The American Nurses Association (ANA), a long-time partner with INS, has designated 2018 the Year of Advocacy. As part of this initiative, ANA is asking all nurses “to exercise their influence to shape and bring about change #BedsideandBeyond.”1 Nurses, who make up the largest group of health care professionals in the country, and whose profession was recently ranked the most “honest and ethical” for the 16th year in a row,2 are in a unique position to achieve that goal.
As infusion nurses, we are committed to the highest level of care for the public—our patients—from newborns to the elderly, in all practice settings. Advocating for patients has been a core component of INS' mission since its inception,3 just as INCC, our sister organization, has advocated for the importance of the CRNI® credential and the “role certified nurses play in promoting optimal health outcomes.”4
While advocating on behalf of our patients, INS is also committed to supporting infusion nurses by developing an array of resources that provide a framework for safe infusion practices. They include the Infusion Therapy Standards of Practice, the Policies and Procedures series, and the Clinical Competency Validation Program, which has been developed for clinicians who want to validate their infusion nursing skills in acute care and alternative settings. INS also offers a vast catalog of online educational resources in our LEARNING CENTER. Visit www.learningcenter.ins1.org and choose from webinars, position papers, podcasts, community discussions, virtual infusion education, and more.

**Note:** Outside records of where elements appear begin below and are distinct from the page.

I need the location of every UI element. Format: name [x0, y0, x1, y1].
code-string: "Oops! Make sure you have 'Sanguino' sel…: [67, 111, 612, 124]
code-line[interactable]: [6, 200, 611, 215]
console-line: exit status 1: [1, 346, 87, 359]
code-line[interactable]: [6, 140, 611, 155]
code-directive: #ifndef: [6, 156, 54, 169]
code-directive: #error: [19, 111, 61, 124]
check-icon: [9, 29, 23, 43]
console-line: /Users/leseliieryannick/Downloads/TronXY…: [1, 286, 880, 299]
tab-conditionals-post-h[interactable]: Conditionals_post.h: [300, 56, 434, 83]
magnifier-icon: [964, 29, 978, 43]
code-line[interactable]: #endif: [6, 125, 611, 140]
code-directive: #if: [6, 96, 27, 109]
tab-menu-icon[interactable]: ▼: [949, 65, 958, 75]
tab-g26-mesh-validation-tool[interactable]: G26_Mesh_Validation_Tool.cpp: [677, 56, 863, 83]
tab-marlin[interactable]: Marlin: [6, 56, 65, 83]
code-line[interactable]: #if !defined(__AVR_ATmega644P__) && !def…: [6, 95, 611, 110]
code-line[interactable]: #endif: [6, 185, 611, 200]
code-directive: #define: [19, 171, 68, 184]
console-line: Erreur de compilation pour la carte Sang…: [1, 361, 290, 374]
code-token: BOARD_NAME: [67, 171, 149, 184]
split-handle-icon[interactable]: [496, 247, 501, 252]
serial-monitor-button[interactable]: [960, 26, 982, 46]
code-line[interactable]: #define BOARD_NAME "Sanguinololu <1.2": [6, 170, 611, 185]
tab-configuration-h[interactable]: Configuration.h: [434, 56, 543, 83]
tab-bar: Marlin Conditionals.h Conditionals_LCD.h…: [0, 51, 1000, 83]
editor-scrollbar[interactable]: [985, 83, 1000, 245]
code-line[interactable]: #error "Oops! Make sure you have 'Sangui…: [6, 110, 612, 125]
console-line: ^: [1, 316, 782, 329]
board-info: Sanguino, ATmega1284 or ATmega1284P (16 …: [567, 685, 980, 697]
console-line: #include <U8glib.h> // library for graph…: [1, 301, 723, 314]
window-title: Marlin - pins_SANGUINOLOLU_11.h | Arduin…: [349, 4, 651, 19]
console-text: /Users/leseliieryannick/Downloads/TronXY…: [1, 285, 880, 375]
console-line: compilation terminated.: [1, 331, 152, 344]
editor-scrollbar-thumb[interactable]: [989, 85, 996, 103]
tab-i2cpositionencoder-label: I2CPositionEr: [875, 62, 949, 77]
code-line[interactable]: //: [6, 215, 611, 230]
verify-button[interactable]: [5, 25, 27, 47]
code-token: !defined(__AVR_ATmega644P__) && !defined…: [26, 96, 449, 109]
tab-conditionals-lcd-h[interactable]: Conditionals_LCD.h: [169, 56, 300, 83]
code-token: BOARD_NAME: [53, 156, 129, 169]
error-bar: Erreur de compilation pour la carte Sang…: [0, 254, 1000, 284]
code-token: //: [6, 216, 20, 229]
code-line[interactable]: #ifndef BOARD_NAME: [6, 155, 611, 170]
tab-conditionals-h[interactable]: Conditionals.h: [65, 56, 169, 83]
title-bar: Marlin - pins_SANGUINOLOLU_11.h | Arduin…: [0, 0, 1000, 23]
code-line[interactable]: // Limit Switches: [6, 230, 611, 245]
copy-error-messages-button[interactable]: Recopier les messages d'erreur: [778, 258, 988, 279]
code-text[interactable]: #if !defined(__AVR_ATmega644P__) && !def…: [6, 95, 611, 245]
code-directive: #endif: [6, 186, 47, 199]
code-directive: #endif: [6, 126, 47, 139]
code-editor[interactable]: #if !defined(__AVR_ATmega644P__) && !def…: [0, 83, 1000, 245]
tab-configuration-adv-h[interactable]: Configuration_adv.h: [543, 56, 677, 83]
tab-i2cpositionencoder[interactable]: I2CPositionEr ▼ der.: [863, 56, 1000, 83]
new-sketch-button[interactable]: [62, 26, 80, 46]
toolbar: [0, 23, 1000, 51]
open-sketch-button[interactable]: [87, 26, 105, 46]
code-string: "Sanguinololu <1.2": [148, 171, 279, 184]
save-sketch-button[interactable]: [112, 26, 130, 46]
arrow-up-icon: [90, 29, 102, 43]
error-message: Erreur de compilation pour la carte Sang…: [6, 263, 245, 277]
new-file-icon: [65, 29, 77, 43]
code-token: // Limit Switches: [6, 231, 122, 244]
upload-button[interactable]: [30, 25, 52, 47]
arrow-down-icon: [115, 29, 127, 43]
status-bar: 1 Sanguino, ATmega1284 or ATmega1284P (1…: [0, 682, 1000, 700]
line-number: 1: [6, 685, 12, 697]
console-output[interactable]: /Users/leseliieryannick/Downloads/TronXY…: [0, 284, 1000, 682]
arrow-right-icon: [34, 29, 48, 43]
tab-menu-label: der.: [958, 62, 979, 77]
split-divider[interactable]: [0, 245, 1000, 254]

Among the critical issues for the nursing profession is the fact that nurses are “historically underrepresented on hospital and other boards where major health care decisions are made.”5 ANA and INS are members of the Nurses on Boards Coalition, which was formed when national organizations came together to launch a nationwide effort to help ensure that at least 10 000 nurses are on boards by 2020.6 Their efforts seek to increase awareness that “all boards would benefit from the unique perspectives of nurses to achieve the goals of improved health, and efficient and heath care systems at the local, state, and national level.”6
Just as we advocate for the care of our patients, nurses must also show support for our colleagues. In this issue, authors Linda A. Treiber, PhD, MSN, RN, and Jackie H. Jones, EdD, MSN, RN, look at how adverse events during patient treatment can result in distress and professional suffering for the nurse involved. Their article, Making an Infusion Error: The Second Victims of Infusion Therapy-Related Medication Errors, focuses on recent nursing graduates who are coping with the effects of “second victim syndrome.” While the opportunity for errors exists throughout the health care system, organization leaders, as well as peers, must be vigilant in providing relevant training and support for colleagues who have been involved in an adverse event, especially one that has resulted in patient harm.
National Nurses Week will be observed May 6-12, 2018. Let's all take time to recognize and celebrate the daily contributions all nurses make to improve the health of their patients and the communities in which they provide care. Their advocacy efforts do make a difference.
1. American Nurses Association. National Nurses Week 2018. Published February 1, 2018. Accessed February 9, 2018.